Le règlement intérieur de la société prescrit qu’en cas d’absence imprévisible « le salarié doit informer ou faire informer au plus tôt la direction dans les 48 heures et fournir dans les trois jours une justification de cette absence ». Ainsi que l’a retenu le premier juge, l’information de l’employeur d’une absence imprévisible peut se faire par tout moyen et ne doit pas être confondue avec la justification de cette absence. Or, non seulement c’est sans offre de preuve que le salarié soutient, dans ses écritures, que « qu’il a eu connaissance de son impossibilité de prendre son poste, [il] a tout fait pour tenter d’en avertir son employeur. Il a cherché à contacter à plusieurs reprises le numéro fixe du restaurant (‘) dès le 24 juillet pour tenir informé de son arrêt maladie. Ses tentatives d’appels n’ont pu aboutir » , cette affirmation n’ étant pas crédible dès lors que le salarié ne conteste pas que l’employeur a précisément tenté de le joindre téléphoniquement à 16h30.

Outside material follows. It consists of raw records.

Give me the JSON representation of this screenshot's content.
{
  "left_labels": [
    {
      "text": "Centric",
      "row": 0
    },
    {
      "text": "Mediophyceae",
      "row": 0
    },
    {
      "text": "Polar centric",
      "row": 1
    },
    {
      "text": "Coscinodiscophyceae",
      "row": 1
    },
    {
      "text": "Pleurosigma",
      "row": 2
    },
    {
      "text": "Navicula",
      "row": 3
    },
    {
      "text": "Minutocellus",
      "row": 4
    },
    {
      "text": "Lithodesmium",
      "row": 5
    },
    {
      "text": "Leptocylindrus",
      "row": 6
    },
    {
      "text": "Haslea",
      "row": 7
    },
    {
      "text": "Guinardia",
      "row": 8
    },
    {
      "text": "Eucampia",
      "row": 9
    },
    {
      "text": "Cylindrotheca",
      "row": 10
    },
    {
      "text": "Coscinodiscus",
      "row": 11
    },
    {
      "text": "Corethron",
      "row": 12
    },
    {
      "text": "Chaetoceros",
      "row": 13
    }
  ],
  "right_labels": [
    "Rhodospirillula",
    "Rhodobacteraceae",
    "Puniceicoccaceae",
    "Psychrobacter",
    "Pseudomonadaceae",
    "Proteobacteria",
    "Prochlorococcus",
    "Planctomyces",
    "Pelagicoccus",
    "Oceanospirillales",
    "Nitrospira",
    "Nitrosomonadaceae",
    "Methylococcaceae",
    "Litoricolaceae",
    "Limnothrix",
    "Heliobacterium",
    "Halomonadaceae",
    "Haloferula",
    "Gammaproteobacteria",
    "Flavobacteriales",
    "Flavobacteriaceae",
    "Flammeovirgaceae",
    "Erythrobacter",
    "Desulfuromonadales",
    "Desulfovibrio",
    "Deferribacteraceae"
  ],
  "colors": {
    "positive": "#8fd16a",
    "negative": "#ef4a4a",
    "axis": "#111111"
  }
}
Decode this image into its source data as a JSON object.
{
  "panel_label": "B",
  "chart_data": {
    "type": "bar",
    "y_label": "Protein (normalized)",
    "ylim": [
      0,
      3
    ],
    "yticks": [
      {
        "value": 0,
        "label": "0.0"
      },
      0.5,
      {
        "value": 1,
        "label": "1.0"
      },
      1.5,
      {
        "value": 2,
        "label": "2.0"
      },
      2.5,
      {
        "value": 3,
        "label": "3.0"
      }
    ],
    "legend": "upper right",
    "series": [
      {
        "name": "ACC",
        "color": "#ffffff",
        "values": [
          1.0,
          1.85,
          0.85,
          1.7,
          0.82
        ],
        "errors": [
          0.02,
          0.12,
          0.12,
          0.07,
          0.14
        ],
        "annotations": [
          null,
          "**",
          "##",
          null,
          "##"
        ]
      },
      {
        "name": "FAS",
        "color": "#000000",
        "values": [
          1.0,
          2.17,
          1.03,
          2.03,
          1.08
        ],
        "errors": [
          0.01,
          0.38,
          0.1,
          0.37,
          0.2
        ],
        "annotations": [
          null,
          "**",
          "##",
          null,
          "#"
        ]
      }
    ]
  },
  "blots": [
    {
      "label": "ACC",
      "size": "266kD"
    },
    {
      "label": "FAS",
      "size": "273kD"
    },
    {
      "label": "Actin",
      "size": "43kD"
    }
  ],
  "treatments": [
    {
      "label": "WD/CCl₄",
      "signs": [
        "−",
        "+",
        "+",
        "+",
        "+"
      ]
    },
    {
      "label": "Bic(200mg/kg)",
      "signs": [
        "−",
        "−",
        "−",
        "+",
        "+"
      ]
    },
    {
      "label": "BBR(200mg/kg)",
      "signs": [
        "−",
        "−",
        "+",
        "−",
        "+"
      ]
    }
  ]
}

Le grief relatif à l’information tardive de l’entreprise de son arrêt de travail est établi.

Les griefs retenus sont réels et suffisamment sérieux pour justifier le licenciement du salarié.

Le jugement sera en conséquence confirmé en ce qu’il a dit le licenciement justifié par une cause réelle et sérieuse et en ce qu’il a débouté le salarié de sa demande de dommages-intérêts pour licenciement sans cause réelle et sérieuse.

Sur les dépens et les frais irrépétibles

Succombant, le salarié sera condamné aux dépens de la procédure d’appel.

Il conviendra de condamner le salarié à payer à l’employeur une indemnité de 500 euros sur le fondement de l’article 700 du code de procédure civile au titre des frais d’appel.

Le jugement sera en outre confirmé en ce qu’il a condamné le salarié à payer à l’employeur une indemnité de 500 euros au titre de l’article 700 du code de procédure civile.

PAR CES MOTIFS:

Statuant publiquement et par arrêt contradictoire, la cour :

CONFIRME le jugement en toutes ses dispositions,

Y ajoutant,

CONDAMNE M. [C] à payer à la société Aterco la somme de 500 euros sur le fondement de l’article 700 du code de procédure civile au titre des frais d’appel,

CONDAMNE M. [C] aux dépens.

. prononcé par mise à disposition de l’arrêt au greffe de la cour, les parties en ayant été préalablement avisées dans les conditions prévues au deuxième alinéa de l’article 450 du code de procédure civile.

. signé par Madame Aurélie Prache, Président et par Madame Marcinek, Greffier auquel la minute de la décision a été remise par le magistrat signataire.